Her private vow of chastity did not remain private, however. A group of women heard of her vow and were inspired to do the same.

"We eventually evolved into a group of laywomen who have taken the same vow," Ballard said. "I was under the spiritual discernment that yes, we were being called to consecrated life, but I was unsure what form it would take."

After praying and reading Vita Consecrata, an apostolic exhortation by St. John Paul II, Ballard realized there was a need for new forms of consecrated life. She formed the Daughters of the Church with the help of Father John Horgan under the authority of the archbishop.

"As a group of non-religious Catholic women, we live among the world, but still fill our daily responsibilities of prayer," Ballard said. "We have a lot of freedom to become who we are called to be, which is different from monastic life."

Ballard paints sacred art, while applying it to her religious journey. "As a professional artist, my work has always dealt with the sense of sacredness in 'self' and the holiness of life. I seek the expression of spiritual love.

"Many women have been living our life for a long time," said Ballard. "I'd like them to know they are not alone, and they can grow in spirituality with our community."

The Daughters welcome women of all ages, Ballard said. "It's very affirming, and you feel a solidarity with your fellow sisters. We support each other and talk about our spiritual journey."

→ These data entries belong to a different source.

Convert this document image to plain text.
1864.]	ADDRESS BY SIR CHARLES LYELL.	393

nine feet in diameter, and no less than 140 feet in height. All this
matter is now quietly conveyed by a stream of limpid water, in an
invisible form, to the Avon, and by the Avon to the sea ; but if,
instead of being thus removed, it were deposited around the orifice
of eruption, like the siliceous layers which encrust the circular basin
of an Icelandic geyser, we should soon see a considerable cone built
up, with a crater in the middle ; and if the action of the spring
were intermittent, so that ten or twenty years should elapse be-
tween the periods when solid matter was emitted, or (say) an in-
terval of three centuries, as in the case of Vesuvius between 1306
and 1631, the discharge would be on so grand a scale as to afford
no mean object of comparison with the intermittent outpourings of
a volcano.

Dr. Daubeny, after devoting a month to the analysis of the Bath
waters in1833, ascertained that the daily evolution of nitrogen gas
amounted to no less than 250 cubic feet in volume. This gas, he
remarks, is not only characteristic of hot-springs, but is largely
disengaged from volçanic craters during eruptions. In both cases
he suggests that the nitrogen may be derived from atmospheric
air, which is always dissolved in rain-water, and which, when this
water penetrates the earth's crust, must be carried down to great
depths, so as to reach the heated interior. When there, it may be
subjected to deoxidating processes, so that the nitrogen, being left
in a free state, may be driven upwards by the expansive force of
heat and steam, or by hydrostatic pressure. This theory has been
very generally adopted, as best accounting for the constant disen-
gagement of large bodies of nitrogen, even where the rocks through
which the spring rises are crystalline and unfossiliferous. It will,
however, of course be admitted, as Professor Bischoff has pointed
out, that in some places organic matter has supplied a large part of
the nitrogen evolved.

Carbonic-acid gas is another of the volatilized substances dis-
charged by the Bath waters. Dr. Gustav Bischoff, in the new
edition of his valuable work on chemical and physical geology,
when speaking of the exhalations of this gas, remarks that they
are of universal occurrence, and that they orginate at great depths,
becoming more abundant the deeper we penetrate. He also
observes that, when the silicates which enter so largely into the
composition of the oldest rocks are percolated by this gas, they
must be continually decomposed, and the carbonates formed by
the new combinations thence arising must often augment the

One of these women, Mary Waung, heard of the group while participating in the Mass for people in consecrated life.


"At the time, I, a 57-year-old widow, had forgotten completely that God had called me to religious life more than five decades ago," said Waung. "I decided to join this community because I was like a fish that finally swam into its own school of fish."

Despite being a diverse group, all members of the community are called to the same vocation, Waung said.

"The community of daughters are women from different professional and ethnic backgrounds, interests, age, mother tongue," she said. "We have the common goal of being called by the Lord to be a lay woman living in the world consecrated to God."


They meet at least once a month and share a meal. "We are companions on the same journey who regard, as above all, God's will and the love of his glory," Waung said.